To honor Kobe, the team wore “Black Mamba” jerseys the second game of every playoff series and felt a special connection when they wore them. Davis, in a postgame interview, expressed the meaning behind the jerseys after hitting a game winning shot against the Denver Nuggets in game 2 of the Western Conference Finals. 

Obviously, we’re representing him,” Davis said. “Especially in those jerseys. It’s his jersey, one he created, and any time we put it on we want to win.” 

James and Davis kept putting the team on their backs to prove everyone wrong, as the team’s defensive mindset carried the Lakers during the most difficult playoff run in NBA history. Their domination over their playoff opponents showed they were tired of being disrespected.  
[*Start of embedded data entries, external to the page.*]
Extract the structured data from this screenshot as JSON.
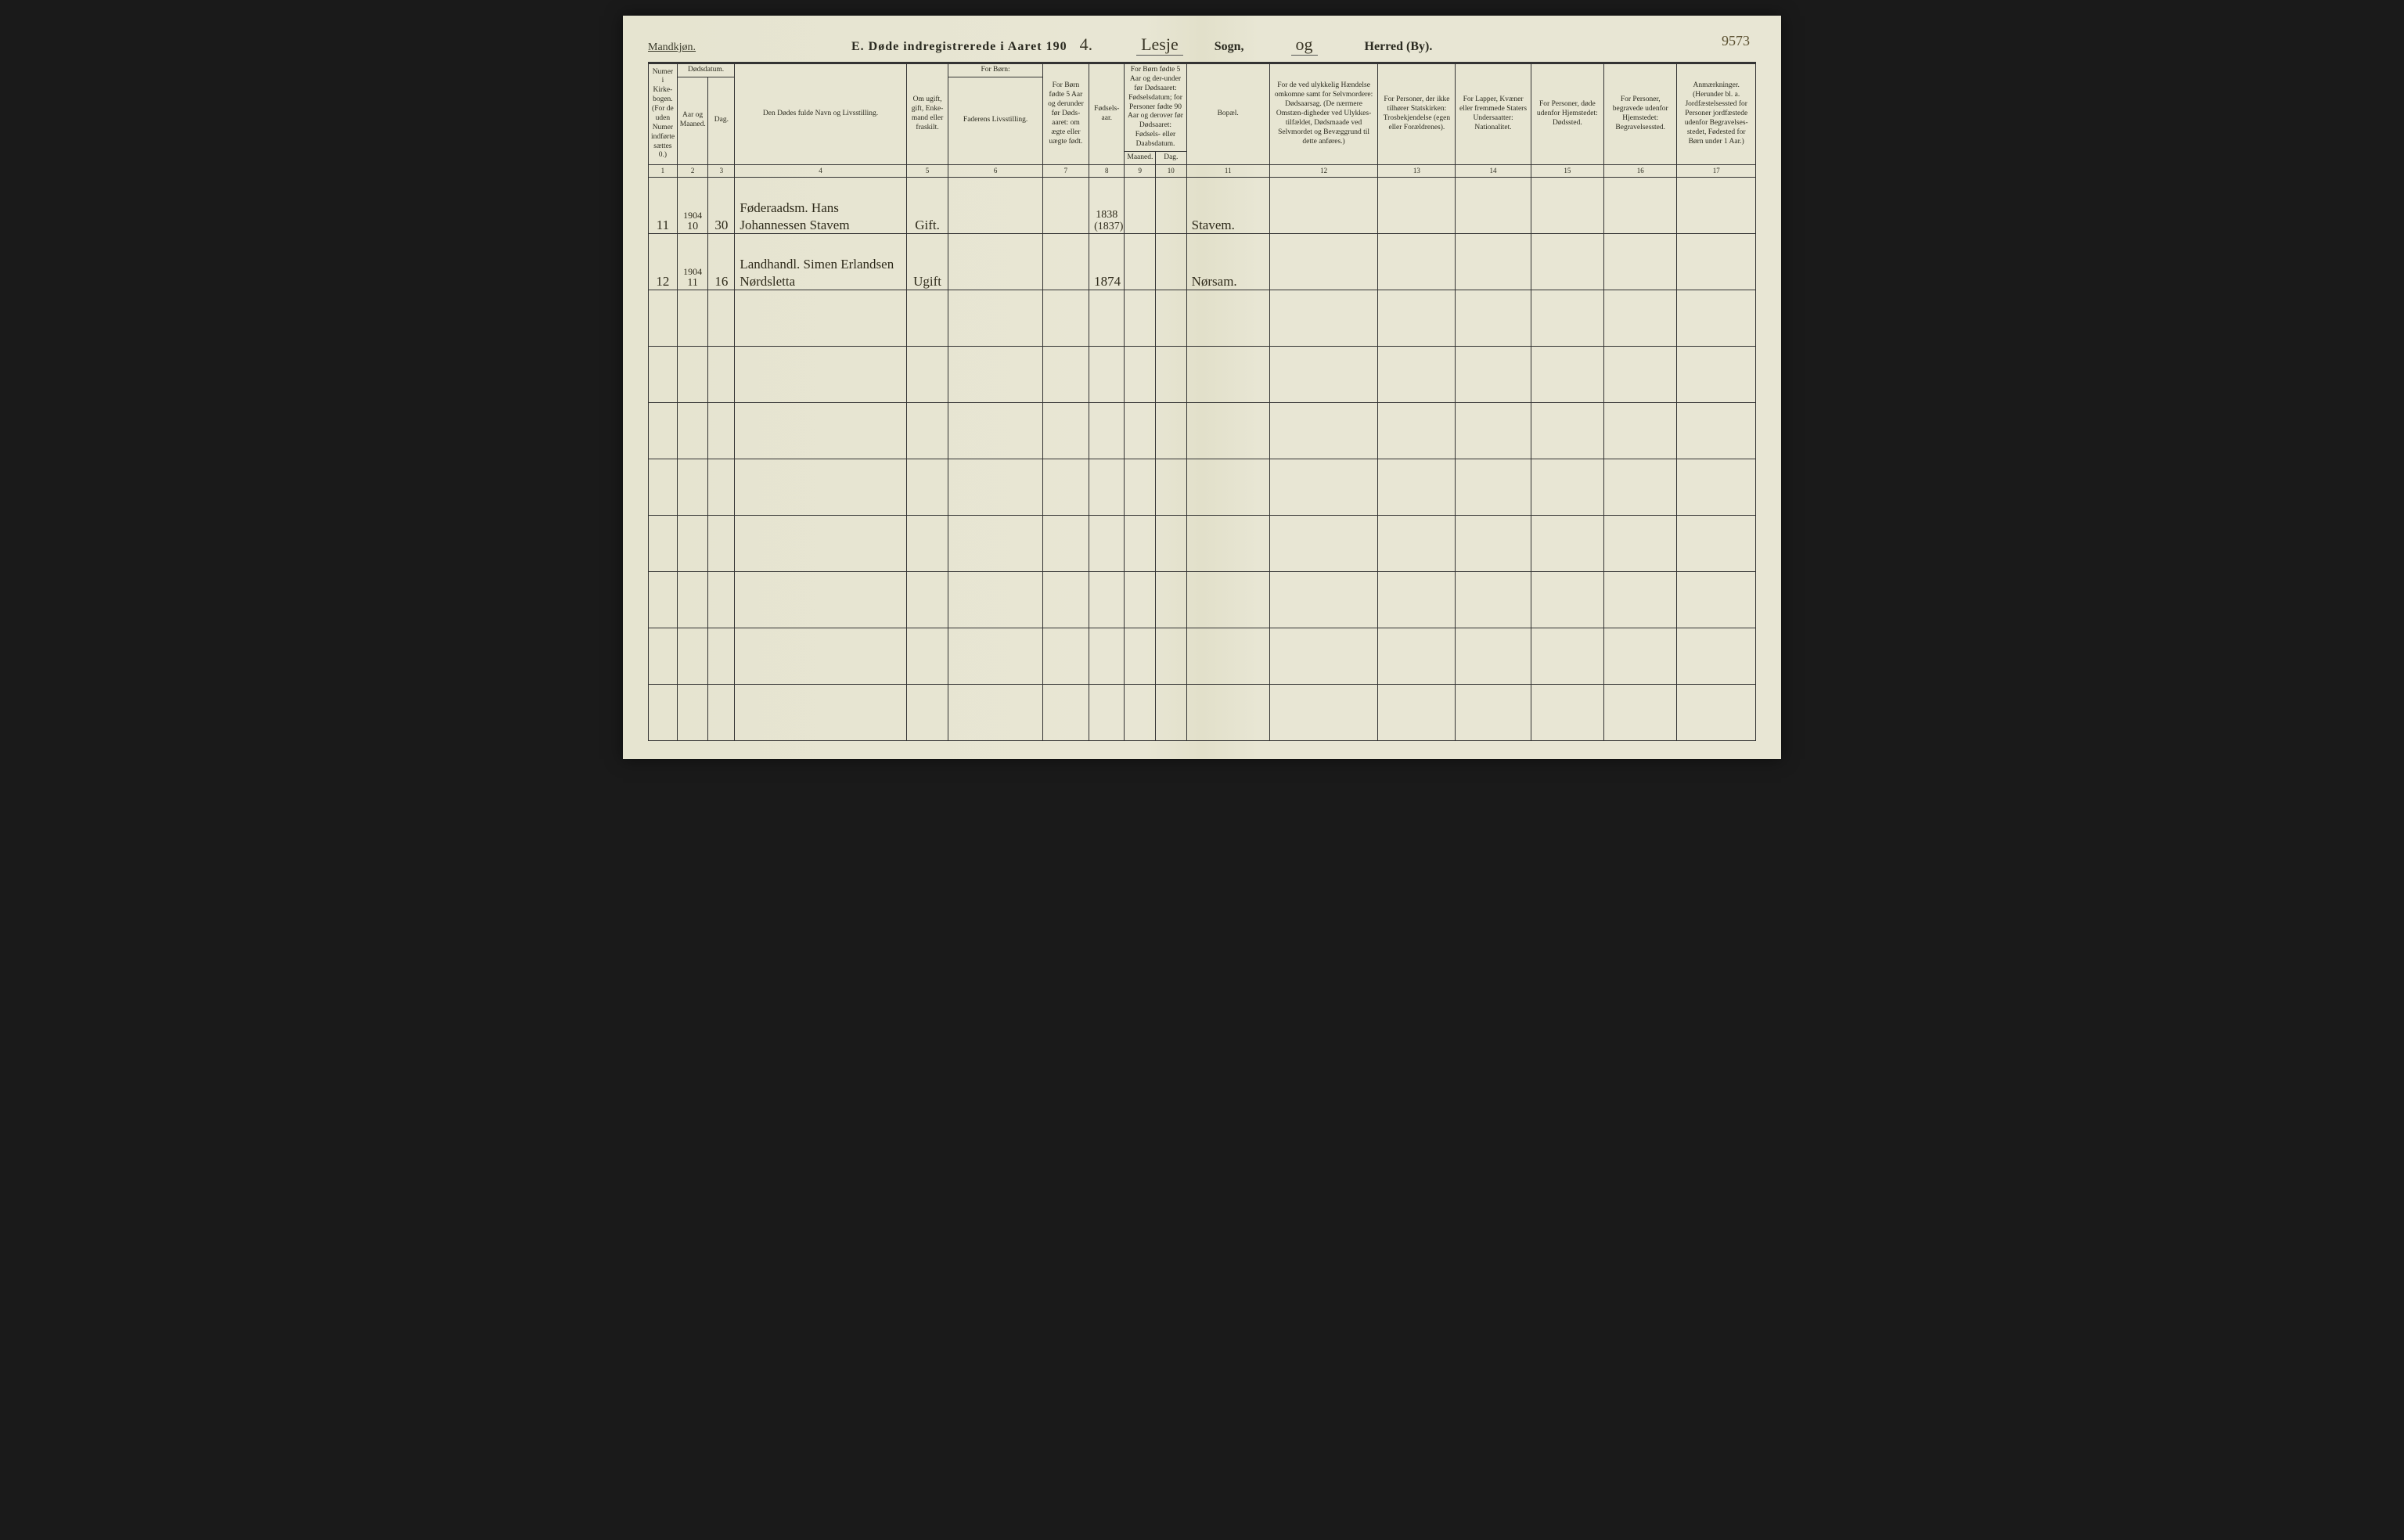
{
  "colors": {
    "paper": "#e8e6d4",
    "ink": "#2a2a1e",
    "rule": "#333333",
    "handwriting": "#2e2a1a",
    "background": "#1a1a1a"
  },
  "header": {
    "gender_label": "Mandkjøn.",
    "title_prefix": "E.   Døde indregistrerede i Aaret 190",
    "year_suffix_hand": "4.",
    "sogn_hand": "Lesje",
    "sogn_label": "Sogn,",
    "herred_hand": "og",
    "herred_label": "Herred (By).",
    "page_number_hand": "9573"
  },
  "columns": {
    "c1": "Numer i Kirke-bogen. (For de uden Numer indførte sættes 0.)",
    "c2_top": "Dødsdatum.",
    "c2": "Aar og Maaned.",
    "c3": "Dag.",
    "c4": "Den Dødes fulde Navn og Livsstilling.",
    "c5": "Om ugift, gift, Enke-mand eller fraskilt.",
    "c6_top": "For Børn:",
    "c6": "Faderens Livsstilling.",
    "c7": "For Børn fødte 5 Aar og derunder før Døds-aaret: om ægte eller uægte født.",
    "c8": "Fødsels-aar.",
    "c9_10_top": "For Børn fødte 5 Aar og der-under før Dødsaaret: Fødselsdatum; for Personer fødte 90 Aar og derover før Dødsaaret: Fødsels- eller Daabsdatum.",
    "c9": "Maaned.",
    "c10": "Dag.",
    "c11": "Bopæl.",
    "c12": "For de ved ulykkelig Hændelse omkomne samt for Selvmordere: Dødsaarsag. (De nærmere Omstæn-digheder ved Ulykkes-tilfældet, Dødsmaade ved Selvmordet og Bevæggrund til dette anføres.)",
    "c13": "For Personer, der ikke tilhører Statskirken: Trosbekjendelse (egen eller Forældrenes).",
    "c14": "For Lapper, Kvæner eller fremmede Staters Undersaatter: Nationalitet.",
    "c15": "For Personer, døde udenfor Hjemstedet: Dødssted.",
    "c16": "For Personer, begravede udenfor Hjemstedet: Begravelsessted.",
    "c17": "Anmærkninger. (Herunder bl. a. Jordfæstelsessted for Personer jordfæstede udenfor Begravelses-stedet, Fødested for Børn under 1 Aar.)"
  },
  "colnums": [
    "1",
    "2",
    "3",
    "4",
    "5",
    "6",
    "7",
    "8",
    "9",
    "10",
    "11",
    "12",
    "13",
    "14",
    "15",
    "16",
    "17"
  ],
  "rows": [
    {
      "num": "11",
      "year": "1904",
      "month": "10",
      "day": "30",
      "name": "Føderaadsm. Hans Johannessen Stavem",
      "civil": "Gift.",
      "father": "",
      "legit": "",
      "birth_year": "1838\n(1837)",
      "b_month": "",
      "b_day": "",
      "residence": "Stavem.",
      "cause": "",
      "faith": "",
      "nationality": "",
      "death_place": "",
      "burial_place": "",
      "remarks": ""
    },
    {
      "num": "12",
      "year": "1904",
      "month": "11",
      "day": "16",
      "name": "Landhandl. Simen Erlandsen Nørdsletta",
      "civil": "Ugift",
      "father": "",
      "legit": "",
      "birth_year": "1874",
      "b_month": "",
      "b_day": "",
      "residence": "Nørsam.",
      "cause": "",
      "faith": "",
      "nationality": "",
      "death_place": "",
      "burial_place": "",
      "remarks": ""
    }
  ],
  "empty_rows": 8
}
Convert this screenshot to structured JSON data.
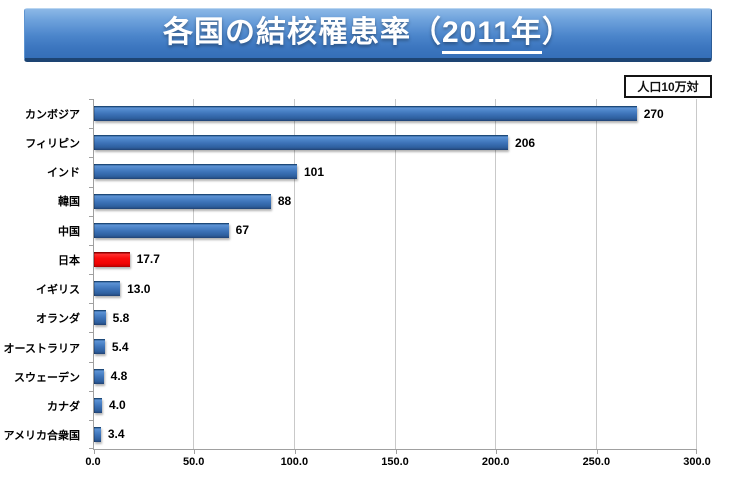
{
  "slide": {
    "title": {
      "prefix": "各国の結核罹患率（",
      "underlined": "2011年",
      "suffix": "）",
      "full": "各国の結核罹患率（2011年）"
    },
    "unit_label": "人口10万対"
  },
  "chart_data": {
    "type": "bar",
    "orientation": "horizontal",
    "title": "各国の結核罹患率（2011年）",
    "unit": "人口10万対",
    "categories": [
      "カンボジア",
      "フィリピン",
      "インド",
      "韓国",
      "中国",
      "日本",
      "イギリス",
      "オランダ",
      "オーストラリア",
      "スウェーデン",
      "カナダ",
      "アメリカ合衆国"
    ],
    "values": [
      270,
      206,
      101,
      88,
      67,
      17.7,
      13.0,
      5.8,
      5.4,
      4.8,
      4.0,
      3.4
    ],
    "value_labels": [
      "270",
      "206",
      "101",
      "88",
      "67",
      "17.7",
      "13.0",
      "5.8",
      "5.4",
      "4.8",
      "4.0",
      "3.4"
    ],
    "highlight_index": 5,
    "highlight_category": "日本",
    "colors": {
      "bar": "#3a6fb4",
      "highlight": "#f90b0b",
      "banner_top": "#8cb8e7",
      "banner_bottom": "#356fb8",
      "banner_edge": "#1d4473",
      "gridline": "#c9c9c9",
      "axis": "#a0a0a0",
      "text": "#000000"
    },
    "xlim": [
      0,
      300
    ],
    "x_ticks": [
      "0.0",
      "50.0",
      "100.0",
      "150.0",
      "200.0",
      "250.0",
      "300.0"
    ],
    "grid": true,
    "legend": false
  }
}
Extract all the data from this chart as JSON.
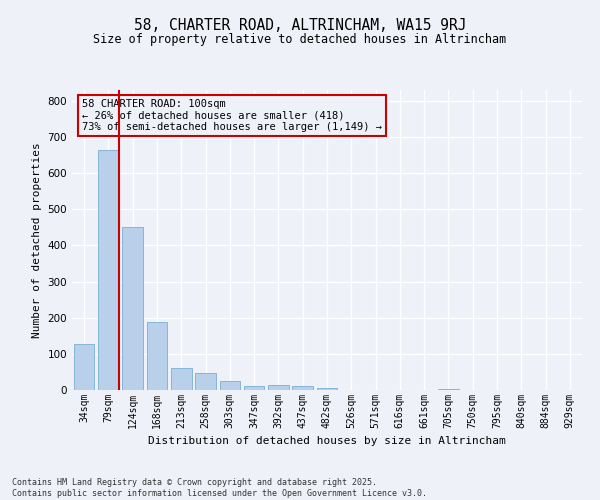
{
  "title1": "58, CHARTER ROAD, ALTRINCHAM, WA15 9RJ",
  "title2": "Size of property relative to detached houses in Altrincham",
  "xlabel": "Distribution of detached houses by size in Altrincham",
  "ylabel": "Number of detached properties",
  "categories": [
    "34sqm",
    "79sqm",
    "124sqm",
    "168sqm",
    "213sqm",
    "258sqm",
    "303sqm",
    "347sqm",
    "392sqm",
    "437sqm",
    "482sqm",
    "526sqm",
    "571sqm",
    "616sqm",
    "661sqm",
    "705sqm",
    "750sqm",
    "795sqm",
    "840sqm",
    "884sqm",
    "929sqm"
  ],
  "values": [
    128,
    665,
    450,
    188,
    62,
    47,
    26,
    12,
    15,
    10,
    6,
    1,
    0,
    0,
    0,
    4,
    0,
    0,
    0,
    0,
    0
  ],
  "bar_color": "#b8d0ea",
  "bar_edge_color": "#7aaed4",
  "vline_color": "#cc0000",
  "vline_x": 1.42,
  "annotation_text": "58 CHARTER ROAD: 100sqm\n← 26% of detached houses are smaller (418)\n73% of semi-detached houses are larger (1,149) →",
  "annotation_box_edge": "#cc0000",
  "ylim": [
    0,
    830
  ],
  "yticks": [
    0,
    100,
    200,
    300,
    400,
    500,
    600,
    700,
    800
  ],
  "bg_color": "#eef2f8",
  "grid_color": "#ffffff",
  "footnote": "Contains HM Land Registry data © Crown copyright and database right 2025.\nContains public sector information licensed under the Open Government Licence v3.0."
}
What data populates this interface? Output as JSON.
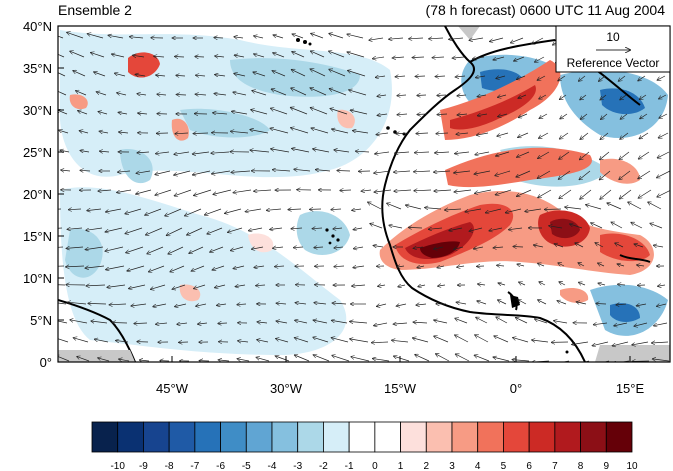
{
  "title_left": "Ensemble 2",
  "title_right": "(78 h forecast) 0600 UTC 11 Aug 2004",
  "lat_ticks": [
    "40°N",
    "35°N",
    "30°N",
    "25°N",
    "20°N",
    "15°N",
    "10°N",
    "5°N",
    "0°"
  ],
  "lon_ticks": [
    "45°W",
    "30°W",
    "15°W",
    "0°",
    "15°E"
  ],
  "reference_vector": {
    "value": "10",
    "label": "Reference Vector"
  },
  "colorbar": {
    "labels": [
      "-10",
      "-9",
      "-8",
      "-7",
      "-6",
      "-5",
      "-4",
      "-3",
      "-2",
      "-1",
      "0",
      "1",
      "2",
      "3",
      "4",
      "5",
      "6",
      "7",
      "8",
      "9",
      "10"
    ],
    "colors": [
      "#08224d",
      "#0a3172",
      "#17448f",
      "#1f5aa6",
      "#2672b8",
      "#3f8dc6",
      "#60a5d3",
      "#85c0df",
      "#acd8e8",
      "#d6eef8",
      "#ffffff",
      "#ffffff",
      "#fde0dc",
      "#fbbfb0",
      "#f79b84",
      "#f1725b",
      "#e4473a",
      "#cc2a25",
      "#b11a1e",
      "#8c0f16",
      "#650008"
    ]
  }
}
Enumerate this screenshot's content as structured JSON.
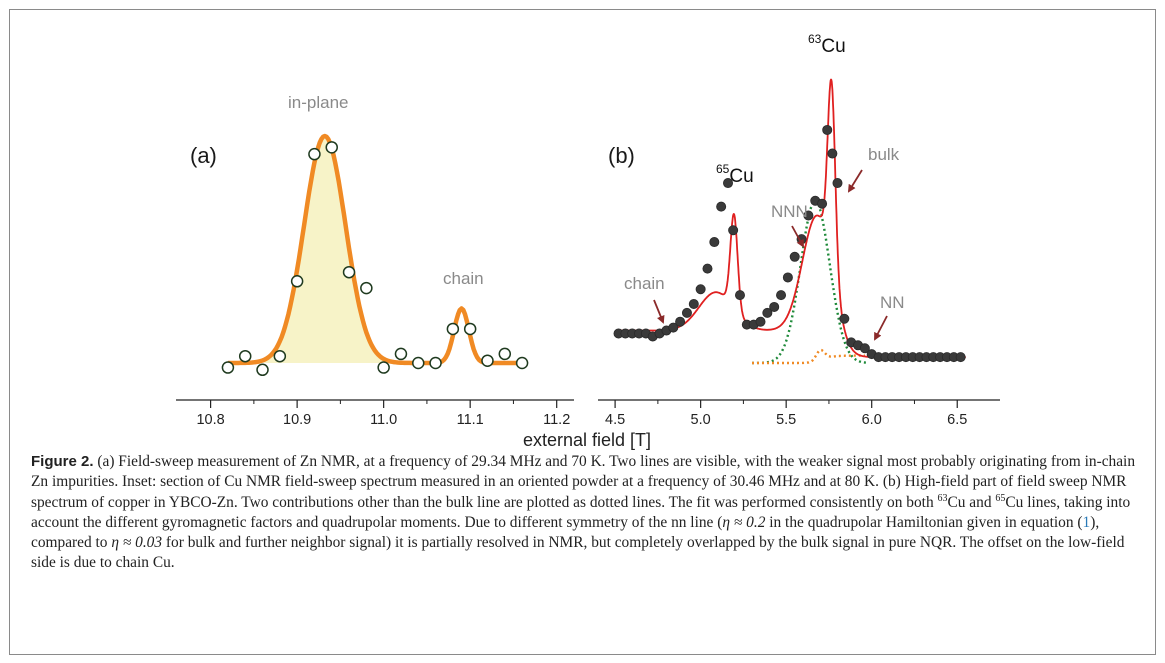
{
  "figure": {
    "panel_a": {
      "letter": "(a)",
      "annotations": {
        "main_peak": "in-plane",
        "secondary_peak": "chain"
      },
      "colors": {
        "fit": "#f08a24",
        "fill": "#f7f3c8",
        "marker_edge": "#1f3a1f"
      }
    },
    "panel_b": {
      "letter": "(b)",
      "annotations": {
        "cu63_sup": "63",
        "cu63": "Cu",
        "cu65_sup": "65",
        "cu65": "Cu",
        "bulk": "bulk",
        "nnn": "NNN",
        "nn": "NN",
        "chain": "chain"
      },
      "colors": {
        "fit": "#e02020",
        "points": "#3a3a3a",
        "nnn_line": "#1f8a3a",
        "nn_line": "#f08a24",
        "arrow": "#8b2a2a"
      }
    },
    "x_axis_title": "external field [T]"
  },
  "chart_data": [
    {
      "type": "scatter",
      "panel": "a",
      "x_ticks": [
        "10.8",
        "10.9",
        "11.0",
        "11.1",
        "11.2"
      ],
      "xlim": [
        10.76,
        11.22
      ],
      "ylim": [
        0,
        1.05
      ],
      "series": [
        {
          "x": [
            10.82,
            10.84,
            10.86,
            10.88,
            10.9,
            10.92,
            10.94,
            10.96,
            10.98,
            11.0,
            11.02,
            11.04,
            11.06,
            11.08,
            11.1,
            11.12,
            11.14,
            11.16
          ],
          "values": [
            -0.02,
            0.03,
            -0.03,
            0.03,
            0.36,
            0.92,
            0.95,
            0.4,
            0.33,
            -0.02,
            0.04,
            0.0,
            0.0,
            0.15,
            0.15,
            0.01,
            0.04,
            0.0
          ]
        }
      ],
      "fit": [
        {
          "center": 10.932,
          "amplitude": 1.0,
          "sigma": 0.024
        },
        {
          "center": 11.09,
          "amplitude": 0.24,
          "sigma": 0.0085
        }
      ]
    },
    {
      "type": "scatter",
      "panel": "b",
      "x_ticks": [
        "4.5",
        "5.0",
        "5.5",
        "6.0",
        "6.5"
      ],
      "xlim": [
        4.4,
        6.75
      ],
      "ylim": [
        0,
        1.05
      ],
      "series": [
        {
          "x": [
            4.52,
            4.56,
            4.6,
            4.64,
            4.68,
            4.72,
            4.76,
            4.8,
            4.84,
            4.88,
            4.92,
            4.96,
            5.0,
            5.04,
            5.08,
            5.12,
            5.16,
            5.19,
            5.23,
            5.27,
            5.31,
            5.35,
            5.39,
            5.43,
            5.47,
            5.51,
            5.55,
            5.59,
            5.63,
            5.67,
            5.71,
            5.74,
            5.77,
            5.8,
            5.84,
            5.88,
            5.92,
            5.96,
            6.0,
            6.04,
            6.08,
            6.12,
            6.16,
            6.2,
            6.24,
            6.28,
            6.32,
            6.36,
            6.4,
            6.44,
            6.48,
            6.52
          ],
          "values": [
            0.1,
            0.1,
            0.1,
            0.1,
            0.1,
            0.09,
            0.1,
            0.11,
            0.12,
            0.14,
            0.17,
            0.2,
            0.25,
            0.32,
            0.41,
            0.53,
            0.61,
            0.45,
            0.23,
            0.13,
            0.13,
            0.14,
            0.17,
            0.19,
            0.23,
            0.29,
            0.36,
            0.42,
            0.5,
            0.55,
            0.54,
            0.79,
            0.71,
            0.61,
            0.15,
            0.07,
            0.06,
            0.05,
            0.03,
            0.02,
            0.02,
            0.02,
            0.02,
            0.02,
            0.02,
            0.02,
            0.02,
            0.02,
            0.02,
            0.02,
            0.02,
            0.02
          ]
        }
      ]
    }
  ],
  "caption": {
    "label": "Figure 2.",
    "part1": " (a) Field-sweep measurement of Zn NMR, at a frequency of 29.34 MHz and 70 K. Two lines are visible, with the weaker signal most probably originating from in-chain Zn impurities. Inset: section of Cu NMR field-sweep spectrum measured in an oriented powder at a frequency of 30.46 MHz and at 80 K. (b) High-field part of field sweep NMR spectrum of copper in YBCO-Zn. Two contributions other than the bulk line are plotted as dotted lines. The fit was performed consistently on both ",
    "sup63": "63",
    "part2": "Cu and ",
    "sup65": "65",
    "part3": "Cu lines, taking into account the different gyromagnetic factors and quadrupolar moments. Due to different symmetry of the nn line (",
    "eta1": "η ≈ 0.2",
    "part4": " in the quadrupolar Hamiltonian given in equation (",
    "ref": "1",
    "part5": "), compared to ",
    "eta2": "η ≈ 0.03",
    "part6": " for bulk and further neighbor signal) it is partially resolved in NMR, but completely overlapped by the bulk signal in pure NQR. The offset on the low-field side is due to chain Cu."
  }
}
In game 6 of the NBA Finals, the Lakers capped off the NBA season with a defensive masterpiece, beating the Miami Heat, 106-93 — keeping their promise to LA as they claimed their 17th championship.

This championship journey for the Lakers embodied what Los Angeles is as a city. They kept proving doubters wrong and stressed the importance of playing as a team. Watching the closing seconds of the game, I was so proud of the Lakers for overcoming so much in one year and earning the respect they deserve, but Kobe would never want them to become complacent. 

The quest for the Lakers 18th championship starts now.